De Westwouderpolder is een bekende plaats voor vogelaars. Dick laat mij een geluidsopname horen van de vogels in het voorjaar, met zoveel diversiteit, gepiep, geroep, lang en kort, dichtbij, veraf, een nieuwe wereld komt door mijn oor naar binnen. Alles wordt eraan gedaan om zoveel mogelijk pullen te laten uitvliegen. De (ruige) mest, het water, greppels, plas-dras, maaien, weiden, hoge en lage begroeiing.
Dit landschap is de bakermat van onze nationale vogel de grutto. De koeien staan in het voorjaar in dienst van de weidevogels. En ze moeten ook nog de ganzen voor laten gaan. Waar komt deze manier van boeren vandaan?
Deze regio is een typisch veenweidegebied. In de middeleeuwen begon men aan de ontginning van woeste gronden. De polders ontstonden al in de 10de eeuw. De circa 150 bewoners van de Westwouderpolder kwamen in de 17e eeuw op een eiland te wonen door het graven van de Markervaart. Door veenontginning en vervolgens inklinking kreeg het vele water kans stukken grond te laten verdwijnen.

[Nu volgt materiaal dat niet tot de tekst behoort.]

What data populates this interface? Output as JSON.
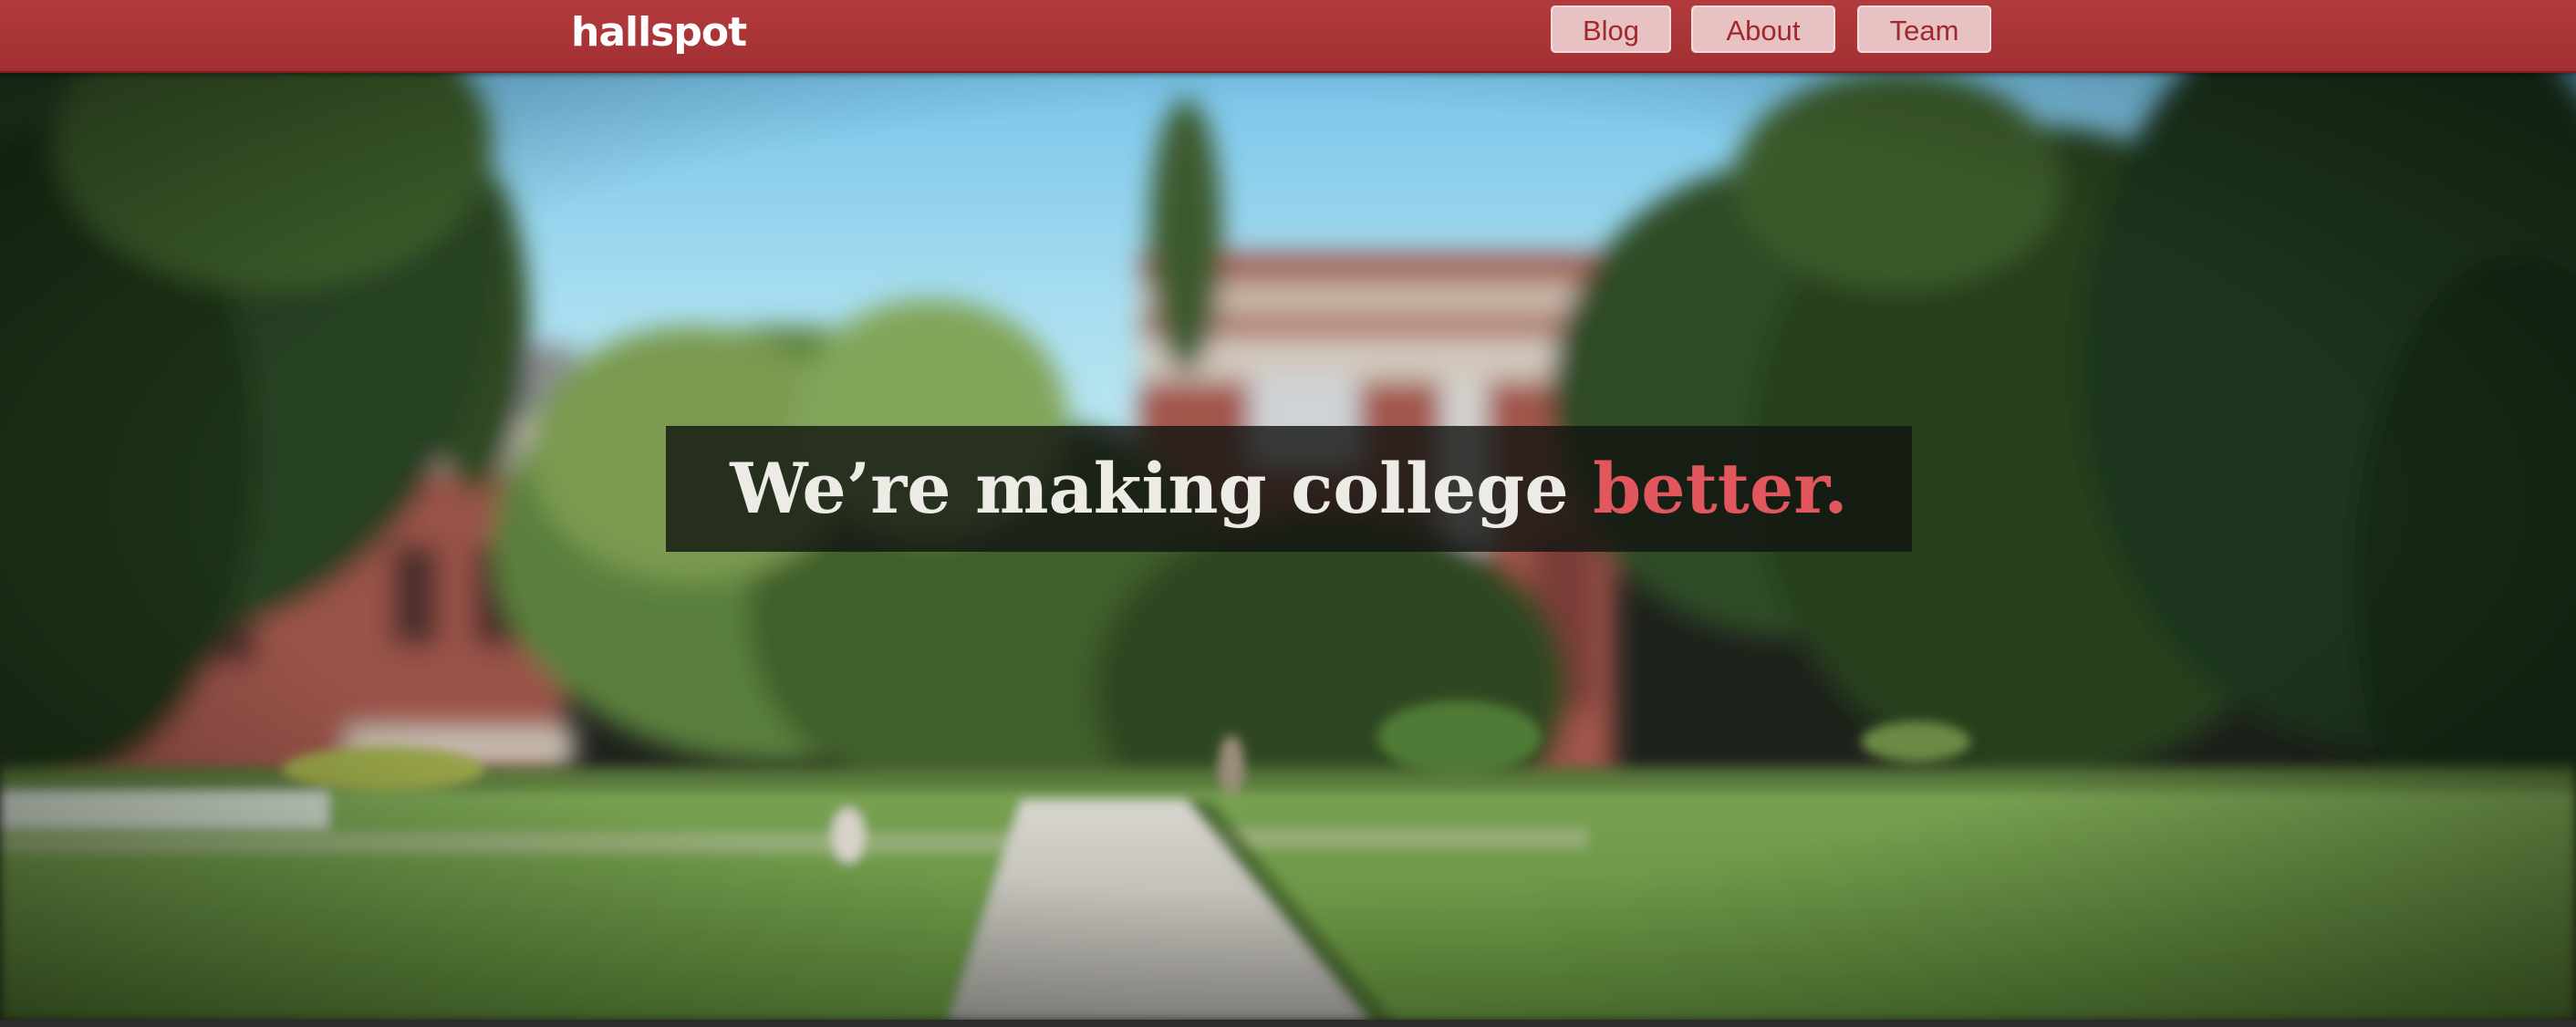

Behoudt van het land is de opdracht. En dat is wat de familie Hos aan het doen is. Instandhouding van het veen. Het waterpeil is onwaarschijnlijk hoog in mijn ogen, max 10 cm onder maaiveld. Tegelijk dus de bron van droge voeten. Een dichte grasmat is belangrijk: draagkracht.
Naast de koeien zijn er 100 schapen, ook niet voor niets. De ganzen vreten het gras weg en zo krijgen onkruiden meer kans maar de schapen vreten het onkruid, zodat gras en onkruid weer op gelijke voet komen te staan.
Het verse gras is onderzocht en bevat geen insekticiden, wel (een paar) fungiciden. Minder belasting dus. Enzo: gezondere insekten= meer insekten= meer vogels= meer pullen, dat blijkt ook uit de monitoring die Dick laat maken door Haije Valkema.
Het enige dat Dick graag zou willen zien is dat het ruwvoer verbeterde. Dat is het thema van dit moment. Dick maakt verschil tussen kwaliteit op papier en wat het voer doet in de koe. Af en aan wordt steenmeel gebruikt maar er is niet iets van: dat is het! Omdat pitrus een beetje de kop op steekt denkt Dick te gaan starten met gebruik van grof zeezout. Verder is er dan de vaste mest en de dunne fractie. Stro wordt als strooisel gebruikt, maar ook maaisel. Vaste mest uit maaisel is rijker dan vaste mest uit stro.
Dan blijft de biologie over als middel tot verbetering. Hoe kun je de biologie aansturen zodat bodem en gewas meer kwaliteit gaan leveren?